Oklahoma State is extremely talented and deserves to be big favorites when they come to Columbia on Saturday. Still, the Cowboys have weaknesses and with the talent that the Tigers showcased last Saturday, they can be exploited.

Firstly, the play of Henry Josey and the Mizzou rushing attack in general should give Oklahoma State fans something to worry about. It seems like Gary Pinkel and Co. finally got the memo and decided to pound the run this week to the tune of 58 rushing attempts (only 29 passes). With talent like Josey, a healthy Kendial Lawrence and the dual threat of James Franklin, Mizzou may have found an identity this weekend.
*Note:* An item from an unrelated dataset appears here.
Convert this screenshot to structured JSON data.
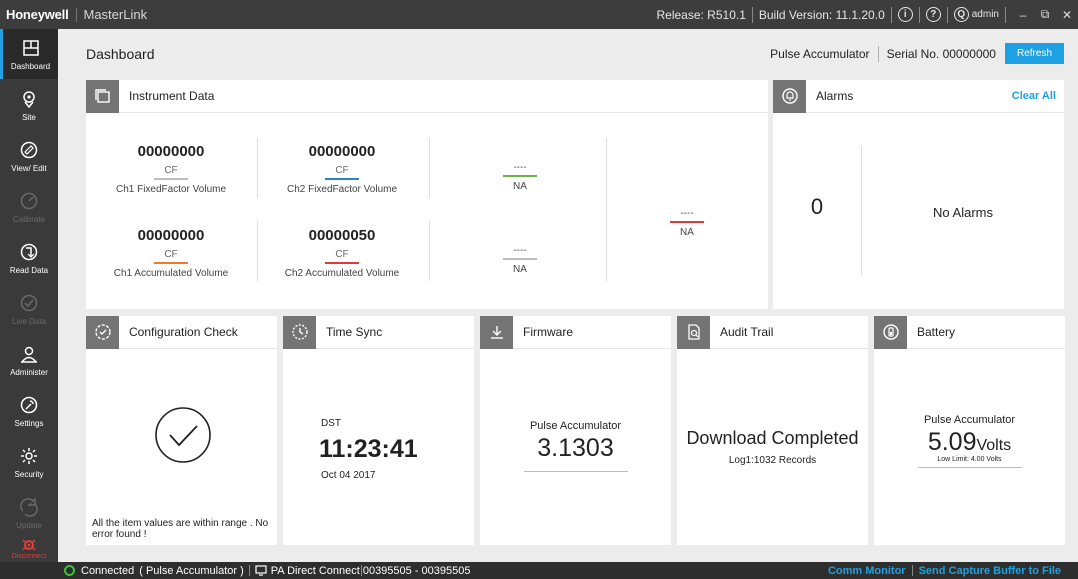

Josey and his 9.7 yards per carry will go up against an Oklahoma State defense that has allowed nearly 160 yards per game on the ground (4.5 yards per carry). Oklahoma State hasn't seen anyone like Josey, either, so they will certainly have their hands full. If the Pinkel can commit to more carries for his backs and more designed options for James Franklin, the Mizzou offense could reach another level, especially against a suspect Cowboys defense.

There is no way that the Oklahoma State offense can be stopped, but with the way Mizzou cornerbacks Kip Edwards, E.J. Gaines and even Robert Steeples forced a number of coverage sacks against Iowa State with great downfield coverage, the Cowboys will have to come with a great gameplan to score the way they have gotten used to.

The improvements of Mizzou's pass defense shows in the numbers, also. After allowing an average of almost 350 yards passing in their first three games against FBS opponents, the Tigers have allowed 298 passing yards in their last two games combined.

Strength of opponent comes into play, but Mizzou has passed both the eye and stat test in the passing game. Brandon Weeden and the OSU passing game will obviously make some great plays on Saturday, but there is enough talent in this secondary to limit the damage. Just look at the game against No. 1 Oklahoma last season. Landry Jones threw for 303 yards, but that was good for only 6 yards per attempt and he also threw two interceptions.

You have to be cautious to not take one good game out of context, but for Missouri fans, Saturday was the game that showed what kind of talent and game most expected from the Tigers this season. If they can replicate that kind of focus and intensity this Saturday, we could have another exciting Big 12 game for Gus Johnson to call.